Para o diretor do AECT Rio Minho, Uxio Benitez, citado na mesma nota enviada às redações, sublinhou que, “mesmo que ambos os governos avancem ou não com o dia 22”, os dois países “estão a falar de abertura total das fronteiras com caráter geral para o turismo”.

“Os governos não entendem, nem conhecem que antes dessa abertura para os turistas estão os trabalhadores transfronteiriços e a cidadania transfronteiriça. Aquele trabalhador que tem que percorrer 100 quilómetros a mais ou aquele comerciante que não pode abrir porque não podem passar os seus clientes. Precisamos de uma solução imediata, pois esta é uma situação injusta”, sustentou.

O primeiro-ministro, António Costa, desvalorizou na quinta-feira “alguns anúncios unilaterais” do governo espanhol, que já foram desmentidos, sobre a reabertura das fronteiras com Espanha, considerando que “está tudo esclarecido” e que “está reposta a normalidade”.

O Governo espanhol esclareceu na quinta-feira que a abertura das fronteiras à “mobilidade internacional segura” terá lugar a partir de 01 de julho e não a 22 de junho, como tinha indicado a ministra do Turismo, uma mudança de posição de Madrid depois de Lisboa ter pedido “esclarecimentos” e manifestado estar “surpreendido” com as declarações da responsável governamental.

Na quarta-feira, presidentes de câmara portugueses e galegos de municípios banhados pelo rio Minho exigiram a reabertura “imediata” de mais três pontos entre Portugal e Espanha de forma a corrigir o que dizem ser uma injustiça dos dois Estados.
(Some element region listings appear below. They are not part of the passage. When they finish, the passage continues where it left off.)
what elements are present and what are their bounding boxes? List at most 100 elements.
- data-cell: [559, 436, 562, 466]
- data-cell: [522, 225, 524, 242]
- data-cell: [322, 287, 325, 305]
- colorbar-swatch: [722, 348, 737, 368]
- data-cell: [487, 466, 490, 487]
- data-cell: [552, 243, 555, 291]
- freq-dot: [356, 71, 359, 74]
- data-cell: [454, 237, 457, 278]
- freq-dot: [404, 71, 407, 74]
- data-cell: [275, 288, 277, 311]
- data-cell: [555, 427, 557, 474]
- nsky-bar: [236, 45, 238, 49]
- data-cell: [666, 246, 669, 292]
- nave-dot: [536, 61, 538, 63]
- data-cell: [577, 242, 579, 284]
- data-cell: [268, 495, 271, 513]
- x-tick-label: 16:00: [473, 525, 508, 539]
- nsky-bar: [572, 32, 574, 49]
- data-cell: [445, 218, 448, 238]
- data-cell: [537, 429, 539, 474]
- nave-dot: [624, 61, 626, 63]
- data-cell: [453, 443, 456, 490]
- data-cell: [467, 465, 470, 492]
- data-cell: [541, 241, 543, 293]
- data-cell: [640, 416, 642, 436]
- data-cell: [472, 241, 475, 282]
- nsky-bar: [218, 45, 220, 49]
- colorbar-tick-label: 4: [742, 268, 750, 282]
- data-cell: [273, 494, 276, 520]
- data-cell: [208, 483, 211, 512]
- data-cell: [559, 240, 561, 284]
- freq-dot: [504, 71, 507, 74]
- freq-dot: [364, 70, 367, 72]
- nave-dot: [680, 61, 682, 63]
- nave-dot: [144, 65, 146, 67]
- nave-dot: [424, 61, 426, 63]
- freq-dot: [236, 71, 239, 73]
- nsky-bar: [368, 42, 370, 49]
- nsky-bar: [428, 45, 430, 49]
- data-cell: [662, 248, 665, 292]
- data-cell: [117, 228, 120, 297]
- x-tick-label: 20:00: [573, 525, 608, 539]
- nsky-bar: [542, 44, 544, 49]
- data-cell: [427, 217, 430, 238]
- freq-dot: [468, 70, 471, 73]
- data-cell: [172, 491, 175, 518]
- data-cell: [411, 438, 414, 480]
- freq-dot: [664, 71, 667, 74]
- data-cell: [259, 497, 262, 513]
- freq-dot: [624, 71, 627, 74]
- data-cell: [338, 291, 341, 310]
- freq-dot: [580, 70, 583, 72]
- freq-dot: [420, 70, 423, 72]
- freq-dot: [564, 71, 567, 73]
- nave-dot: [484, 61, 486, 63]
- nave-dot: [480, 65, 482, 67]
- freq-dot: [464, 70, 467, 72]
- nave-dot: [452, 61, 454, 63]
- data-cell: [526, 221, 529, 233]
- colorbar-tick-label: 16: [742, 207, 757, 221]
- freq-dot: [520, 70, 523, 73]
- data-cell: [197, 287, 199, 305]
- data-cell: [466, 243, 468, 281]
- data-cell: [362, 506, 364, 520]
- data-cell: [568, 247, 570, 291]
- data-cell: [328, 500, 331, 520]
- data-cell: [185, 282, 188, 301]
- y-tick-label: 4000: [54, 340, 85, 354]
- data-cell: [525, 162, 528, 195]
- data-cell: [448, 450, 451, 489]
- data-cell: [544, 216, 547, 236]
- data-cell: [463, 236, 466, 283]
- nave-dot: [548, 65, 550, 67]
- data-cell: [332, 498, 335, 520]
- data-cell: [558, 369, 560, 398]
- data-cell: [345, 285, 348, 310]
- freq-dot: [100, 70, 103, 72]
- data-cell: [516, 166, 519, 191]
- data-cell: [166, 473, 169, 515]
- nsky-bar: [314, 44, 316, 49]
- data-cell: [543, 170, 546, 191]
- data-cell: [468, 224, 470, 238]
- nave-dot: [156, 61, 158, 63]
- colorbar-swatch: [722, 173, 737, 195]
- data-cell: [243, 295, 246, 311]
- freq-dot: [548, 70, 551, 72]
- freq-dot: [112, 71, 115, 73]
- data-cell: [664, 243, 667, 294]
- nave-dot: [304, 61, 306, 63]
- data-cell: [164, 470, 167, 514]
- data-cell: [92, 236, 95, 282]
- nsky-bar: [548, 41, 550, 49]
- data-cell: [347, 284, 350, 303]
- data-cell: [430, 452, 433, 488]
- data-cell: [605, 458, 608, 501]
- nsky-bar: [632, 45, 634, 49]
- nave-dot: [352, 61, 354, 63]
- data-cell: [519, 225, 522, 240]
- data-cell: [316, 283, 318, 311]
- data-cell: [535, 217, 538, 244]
Doze dos 14 autarcas portugueses e galegos com municípios localizados ao longo de 70 quilómetros do rio Minho realizaram uma ação de protesto conjunta no meio da ponte internacional da Amizade, que liga Vila Nova de Cerveira, no distrito de Viana do Castelo, a Tomiño, na Galiza, em Espanha, encerrada desde a reposição de fronteiras entre os dois países.

Do lado português participaram os autarcas de Melgaço (PS), de Monção (PSD), Valença (PSD), Paredes de Coura (PS) e Vila Nova de Cerveira (movimento independente), tendo faltado apenas Caminha(PS). Do lado espanhol marcaram presença os sete autarcas de A Guarda, O Rosal, Tominõ, Tui, Salvaterra do Miño, As Neves e Arco. Não marcaram presença os autarcas de Crecente e Caniza.

Portugal contabiliza pelo menos 1.465 mortos associados à covid-19 em 33.969 casos confirmados de infeção, segundo o último boletim diário da Direção-Geral da Saúde (DGS) divulgado hoje.